The 2007 Malaysia Budget has included a grant for MFD amounting RM12 million to further the development of the program for SLI and Sign Language classes for government staffs and also creating a certified module and course for SLI.

The need for different languages

Our country is a multiracial country; therefore different spoken languages were used to communicate, for instance Bahasa Malaysia, English, Mandarin, Tamil and so on. However, most of the SLIs only know one spoken language (mainly Bahasa Malaysia), and there are only two SLIs who know two spoken languages.

Hence these two SLIs are always on demand and top choices when it comes to interpreting services. The rest of the SLIs will have to wait to be assigned or sometimes they don’t receive any interpreting job.

Hope for a better service

“Each and every Deaf person has different need for various languages, but most of our SLIs only know Bahasa Malaysia, they are not meeting our needs, to make things worse, the interpreting service is only provided during working office hours which is from Monday to Friday, 9AM to 5PM, if the service is requested out of office hours, additional charges will be applied.”

“Most of us (Deaf) are also working at the same time, who would request for the service at such time? In America, we do not need to pay for the SLI service and we could request it anytime as it operates 24 hours and seven days a week. However the USA has four different time zones and different work shifts. Malaysia has similar service but not comprehensive.”

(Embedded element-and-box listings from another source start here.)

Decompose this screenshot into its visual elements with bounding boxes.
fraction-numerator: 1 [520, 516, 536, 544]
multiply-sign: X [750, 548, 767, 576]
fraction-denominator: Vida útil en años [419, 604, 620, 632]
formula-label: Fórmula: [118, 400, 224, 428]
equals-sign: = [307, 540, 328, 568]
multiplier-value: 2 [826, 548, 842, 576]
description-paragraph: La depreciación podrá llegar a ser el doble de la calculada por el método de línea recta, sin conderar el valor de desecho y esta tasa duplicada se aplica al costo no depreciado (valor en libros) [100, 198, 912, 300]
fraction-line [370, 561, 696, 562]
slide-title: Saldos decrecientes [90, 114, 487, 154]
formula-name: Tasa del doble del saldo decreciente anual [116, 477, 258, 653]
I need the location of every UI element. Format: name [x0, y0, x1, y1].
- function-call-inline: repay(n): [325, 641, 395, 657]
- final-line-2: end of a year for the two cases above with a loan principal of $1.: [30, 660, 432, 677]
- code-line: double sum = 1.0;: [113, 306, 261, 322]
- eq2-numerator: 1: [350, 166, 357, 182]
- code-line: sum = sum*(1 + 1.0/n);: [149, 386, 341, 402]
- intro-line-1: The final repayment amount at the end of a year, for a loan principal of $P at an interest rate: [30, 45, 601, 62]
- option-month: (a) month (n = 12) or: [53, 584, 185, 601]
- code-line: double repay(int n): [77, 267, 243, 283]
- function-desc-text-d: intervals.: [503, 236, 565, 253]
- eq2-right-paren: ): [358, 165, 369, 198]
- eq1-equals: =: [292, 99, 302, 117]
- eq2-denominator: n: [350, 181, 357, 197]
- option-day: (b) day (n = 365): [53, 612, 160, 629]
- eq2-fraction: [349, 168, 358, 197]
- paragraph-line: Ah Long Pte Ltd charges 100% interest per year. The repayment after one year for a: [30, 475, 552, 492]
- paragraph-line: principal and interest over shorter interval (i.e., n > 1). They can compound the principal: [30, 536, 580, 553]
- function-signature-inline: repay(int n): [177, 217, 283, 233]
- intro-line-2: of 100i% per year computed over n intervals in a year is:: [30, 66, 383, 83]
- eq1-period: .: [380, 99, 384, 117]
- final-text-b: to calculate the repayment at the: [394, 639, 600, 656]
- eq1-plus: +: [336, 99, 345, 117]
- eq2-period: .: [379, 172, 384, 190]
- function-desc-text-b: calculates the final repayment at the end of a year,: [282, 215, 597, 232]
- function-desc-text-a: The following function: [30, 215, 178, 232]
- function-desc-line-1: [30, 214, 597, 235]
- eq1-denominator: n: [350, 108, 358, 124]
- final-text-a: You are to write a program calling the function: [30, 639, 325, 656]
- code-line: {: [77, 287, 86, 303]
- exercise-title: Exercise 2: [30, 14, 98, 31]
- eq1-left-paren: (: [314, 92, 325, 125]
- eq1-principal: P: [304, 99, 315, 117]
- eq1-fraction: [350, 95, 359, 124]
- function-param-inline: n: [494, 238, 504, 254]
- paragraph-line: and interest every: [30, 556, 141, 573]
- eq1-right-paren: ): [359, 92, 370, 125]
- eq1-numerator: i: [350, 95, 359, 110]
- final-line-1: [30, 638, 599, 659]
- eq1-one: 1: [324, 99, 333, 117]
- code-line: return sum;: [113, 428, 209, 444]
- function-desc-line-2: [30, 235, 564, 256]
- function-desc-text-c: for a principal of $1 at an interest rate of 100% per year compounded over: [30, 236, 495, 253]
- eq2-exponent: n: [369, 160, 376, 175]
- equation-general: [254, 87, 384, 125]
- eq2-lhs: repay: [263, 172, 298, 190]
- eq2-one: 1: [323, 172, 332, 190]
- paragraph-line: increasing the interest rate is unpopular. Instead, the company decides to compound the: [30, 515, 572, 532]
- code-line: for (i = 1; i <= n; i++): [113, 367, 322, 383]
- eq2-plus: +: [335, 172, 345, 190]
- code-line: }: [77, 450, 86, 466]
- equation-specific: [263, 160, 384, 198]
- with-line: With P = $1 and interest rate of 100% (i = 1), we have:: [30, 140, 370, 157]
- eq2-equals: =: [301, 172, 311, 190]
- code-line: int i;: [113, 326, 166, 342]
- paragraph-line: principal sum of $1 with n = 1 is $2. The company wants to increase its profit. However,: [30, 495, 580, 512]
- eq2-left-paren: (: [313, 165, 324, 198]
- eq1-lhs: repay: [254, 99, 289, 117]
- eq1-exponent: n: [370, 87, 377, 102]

Recently the organization (MFD) received RM1 million from the Government from the Malaysia Budget plan in year 2010 and 2013 to enhance the interpreting services of SLI. However those services still doesn’t meet the needs of interpreting services for the Deaf community.

With the issue arising of insufficient SLI, he begins to question himself, if the Government has contributed so much why would the service be limited only during office hours? Later he realized that even though the organization has been around since 1997, the service which is free of charge and can be doing through online were not made known to the Deaf community.

Proposed improvements

To conclude, Vee Yee hopes solutions and improvements could be brought to this issues and he has a few ideas he would like to share:

–          SLI service should not limit only during office hour.

–          Waive all charges for SLI service either it is via Relay Service (internet) or face-to-face as it is subsidized by the Government.

–          To widely promote the free SLI service to the Deaf community.

–          All the Deaf should have the right to access any information, communication and cultural events or submit complaints to Social Welfare Department in order to sustain our equality in the society.